Полная версия
Грааль Иуды
Щелкнул выкидной нож, сверкнуло лезвие. Удар пришелся в сердце.
Игорь в Свияжске ищет голову Иуды
– Вы знаете, что Свияга течет в сторону, обратную течению Волги?
Игорь Ледовских обернулся. Перед ним опирался на зонт провинциальный «Чехов» – сухопарый мужчина в черном пальто, в очках и с бородкой.
– Не знаю. И что?
– Свияга дала название нашему городу. Означает сие название – виться, свивать, потому что была река эта зело извилиста. Но и город сам был свит словно по волшебству, как птичье гнездо, это настоящий чудо-городок, подобного которому в мире больше нет.
– Красивый городок, – согласился Игорь.
Прошло больше двух недель после его знаменательного разговора с дедом. За это время он успел взять отпуск на работе и отправиться в Свияжск на поиски головы Иуды, слепленной его дедом в далеком 1918 году.
Остров на море лежит, град на острове стоит, с златоглавыми церквами, с теремами да садами.
Это Пушкин о нашем острове написал. Меня зовут Михаил Львович, – интеллигент церемонно снял шляпу и склонил лысеющую голову. – Если вам интересно, я могу провести для вас короткую и недорогую экскурсию.
– Сколько?
– Вы, простите, откуда?
– Из Подмосковья, – сказал Игорь, чтобы скостить цену.
– Ну, для вас, москвичей, деньги будут просто смешными, а мы тут сидим без работы и вынуждены перебиваться вот проведением экскурсий.
– Конкретнее, профессор!
– Триста рублей недорого будет?
– Двести.
– Хорошо, пусть будет двести.

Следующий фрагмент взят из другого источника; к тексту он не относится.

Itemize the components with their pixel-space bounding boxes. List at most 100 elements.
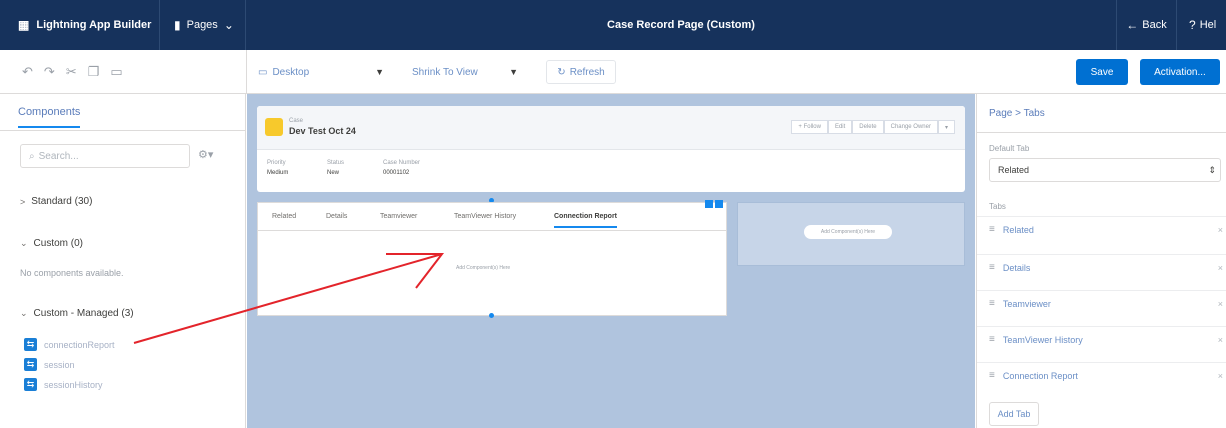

Итак. В 1550 году царь Иван Грозный воевал Казань, не взял и отступил. Для осады требовалась крепость, но построить ее на глазах неприятеля было немыслимо. Тогда Иван повелел рубить крепость в угличских лесах, в вотчине бояр Ушатых, на Верхней Волге, за многие сотни верст от свияжского холма. В великой тайне под руководством дьяка Ивана Выродкова рубили крепость-городок. К весне 1551 года городок разобрали по бревнышку, разметили и погрузили на суда. Караван отправили вниз по Волге. Проплыв тридцать дней, 24 мая 1551 года караван начал выгрузку вот здесь, – гид указал на косогор, – у подножия Круглой горы. 75 тысяч человек ждали приказа к началу работ. Для строительства Свияжска Иван Грозный разрушил Торжок Перевитский в южном Подмосковье, а его жителей поголовно пригнал сюда, на ударную, так сказать, «комсомольскую», кхе-кхе, стройку. И буквально в считанные недели город был собран, как…

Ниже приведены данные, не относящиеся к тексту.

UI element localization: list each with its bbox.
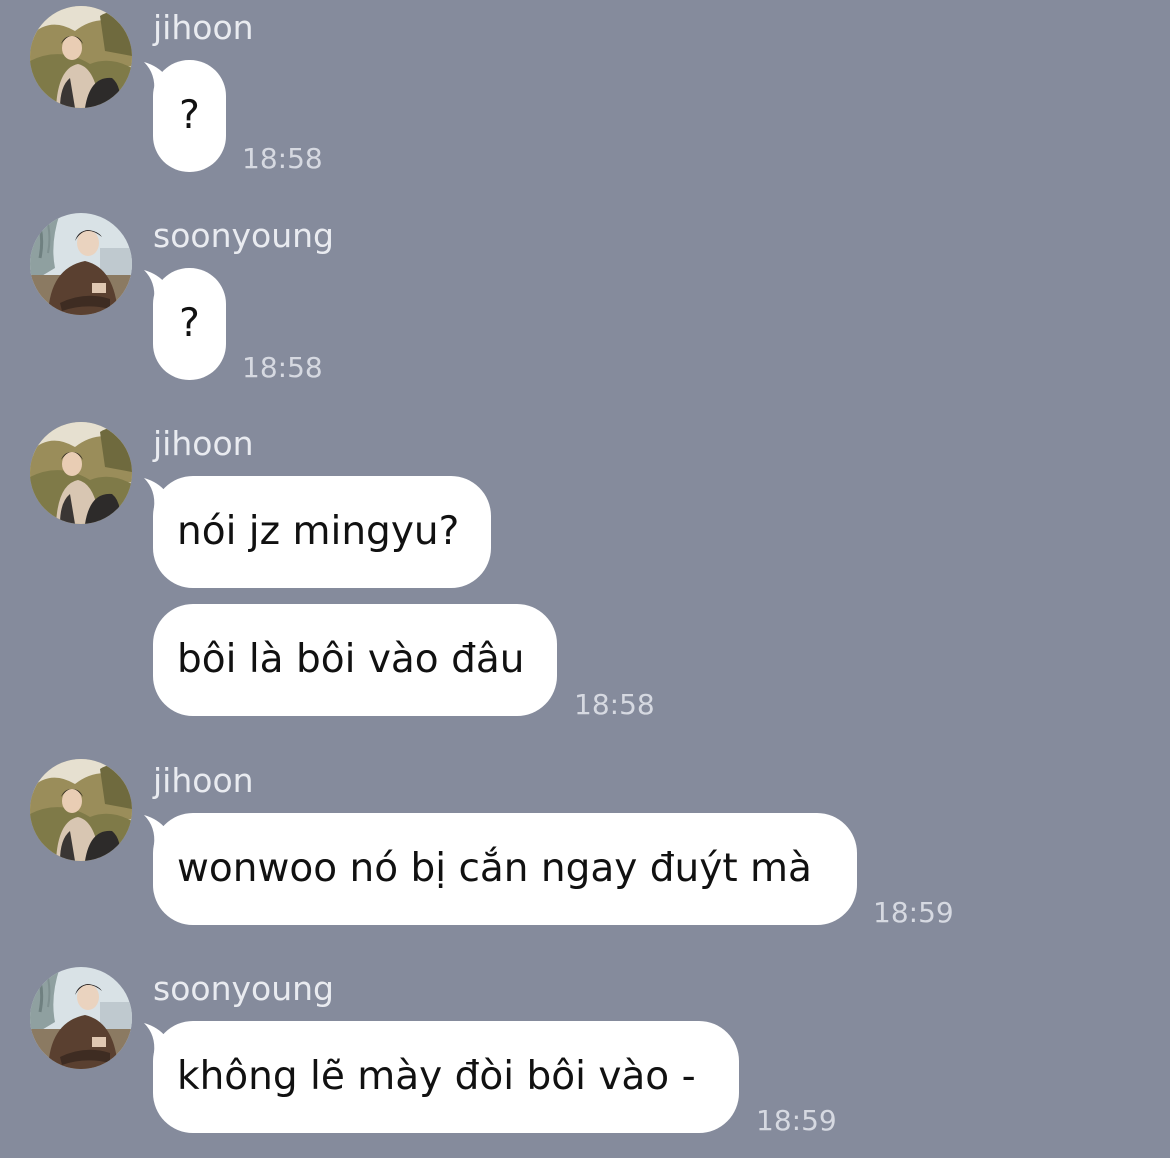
message-time: 18:58 xyxy=(242,351,323,384)
jihoon-avatar-icon[interactable] xyxy=(30,759,132,861)
message-bubble[interactable]: ? xyxy=(153,268,226,380)
message-bubble[interactable]: ? xyxy=(153,60,226,172)
sender-name: jihoon xyxy=(153,8,254,47)
sender-name: jihoon xyxy=(153,424,254,463)
soonyoung-avatar-icon[interactable] xyxy=(30,967,132,1069)
soonyoung-avatar-icon[interactable] xyxy=(30,213,132,315)
sender-name: soonyoung xyxy=(153,969,334,1008)
message-bubble[interactable]: bôi là bôi vào đâu xyxy=(153,604,557,716)
message-time: 18:58 xyxy=(242,142,323,175)
message-time: 18:59 xyxy=(873,896,954,929)
message-bubble[interactable]: wonwoo nó bị cắn ngay đuýt mà xyxy=(153,813,857,925)
jihoon-avatar-icon[interactable] xyxy=(30,6,132,108)
message-bubble[interactable]: không lẽ mày đòi bôi vào - xyxy=(153,1021,739,1133)
message-time: 18:58 xyxy=(574,688,655,721)
message-bubble[interactable]: nói jz mingyu? xyxy=(153,476,491,588)
jihoon-avatar-icon[interactable] xyxy=(30,422,132,524)
sender-name: jihoon xyxy=(153,761,254,800)
sender-name: soonyoung xyxy=(153,216,334,255)
message-time: 18:59 xyxy=(756,1104,837,1137)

– Как конструктор Лего, – подсказал Игорь. Экскурсовод улыбнулся.
– Да-с, первый в истории конструктор в натуральную, с позволения сказать, величину. Строительство крепости усложнялось тем, что леса хватило лишь на половину стройки. Дело в том, что зодчие полагались лишь на впечатление царя Ивана Грозного от единственной ночной стоянки на горе осенью 1550 года. Строили на глазок…

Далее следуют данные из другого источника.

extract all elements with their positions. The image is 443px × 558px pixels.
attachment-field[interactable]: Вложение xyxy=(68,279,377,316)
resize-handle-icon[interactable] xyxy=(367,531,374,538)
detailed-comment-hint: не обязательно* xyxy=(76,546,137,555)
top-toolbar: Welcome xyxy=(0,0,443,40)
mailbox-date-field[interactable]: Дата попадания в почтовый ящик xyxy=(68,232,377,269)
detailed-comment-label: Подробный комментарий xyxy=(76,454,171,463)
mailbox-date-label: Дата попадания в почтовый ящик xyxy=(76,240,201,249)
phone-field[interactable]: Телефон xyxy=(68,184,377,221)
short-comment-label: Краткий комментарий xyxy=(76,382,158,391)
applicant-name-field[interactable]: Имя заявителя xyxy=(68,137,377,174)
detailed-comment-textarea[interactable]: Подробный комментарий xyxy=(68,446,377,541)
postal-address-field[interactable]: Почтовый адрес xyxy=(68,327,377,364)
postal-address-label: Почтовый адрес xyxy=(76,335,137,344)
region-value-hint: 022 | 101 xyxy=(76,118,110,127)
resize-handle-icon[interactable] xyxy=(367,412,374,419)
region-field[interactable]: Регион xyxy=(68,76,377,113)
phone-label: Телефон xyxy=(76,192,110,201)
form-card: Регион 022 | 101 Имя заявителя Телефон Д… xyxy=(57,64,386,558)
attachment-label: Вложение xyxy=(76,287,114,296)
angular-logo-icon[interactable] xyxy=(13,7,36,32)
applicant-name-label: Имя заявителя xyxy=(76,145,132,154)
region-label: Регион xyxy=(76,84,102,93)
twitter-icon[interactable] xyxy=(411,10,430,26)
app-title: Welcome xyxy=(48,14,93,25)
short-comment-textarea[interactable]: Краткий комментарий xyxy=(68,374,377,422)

От пристани дорога пошла в гору. Игорю надоела историческая мутота.
– Львович, – сказал он, – меня по ходу интересует, что тут происходило в восемнадцатом году.
– О, это тоже знаменательная дата в истории Свияжска! Именно здесь в 1918 году Лариса Рейснер в великой спешке формировала Волжскую флотилию для освобождения захваченного белочехами золотого запаса России. Да что там говорить – здесь был штаб самого народного комиссара по военным и морским делам Льва Троцкого. Здесь стоял постоем ленинский «агитпроп», среди которого были тогда еще мало известные Всеволод Вишневский и Демьян Бедный, последний, кстати, именно в Свияжске сочинил свою знаменитую песню «Как родная меня мать провожала…». А Вишневский впоследствии написал «Оптимистическую трагедию», прототипом главной геронии которой стала Лариса Рейснер. Естественно, атеистическая власть опоганила свияжские церкви и монастыри. Все знают СЛОН – Соловецкие лагеря, но мало кто знает, что был СЛОН-2 – Свияжский лагерь, филиал ГУЛАГа, он находился здесь, в Троицком монастыре. «Политических» сюда свозили со всей России, здесь проводились массовые расстрелы, а трупы сбрасывали под монастырские стены и присыпали землей. Атеисты крушили и взрывали Свияжский храмы. До сих пор посреди города высятся холмы битого кирпича. Однако, благодарение Богу, не все было стерто с лица земли. Несколько церквей все же уцелело. Вот эта деревянная – поистине бесценная реликвия XVI века.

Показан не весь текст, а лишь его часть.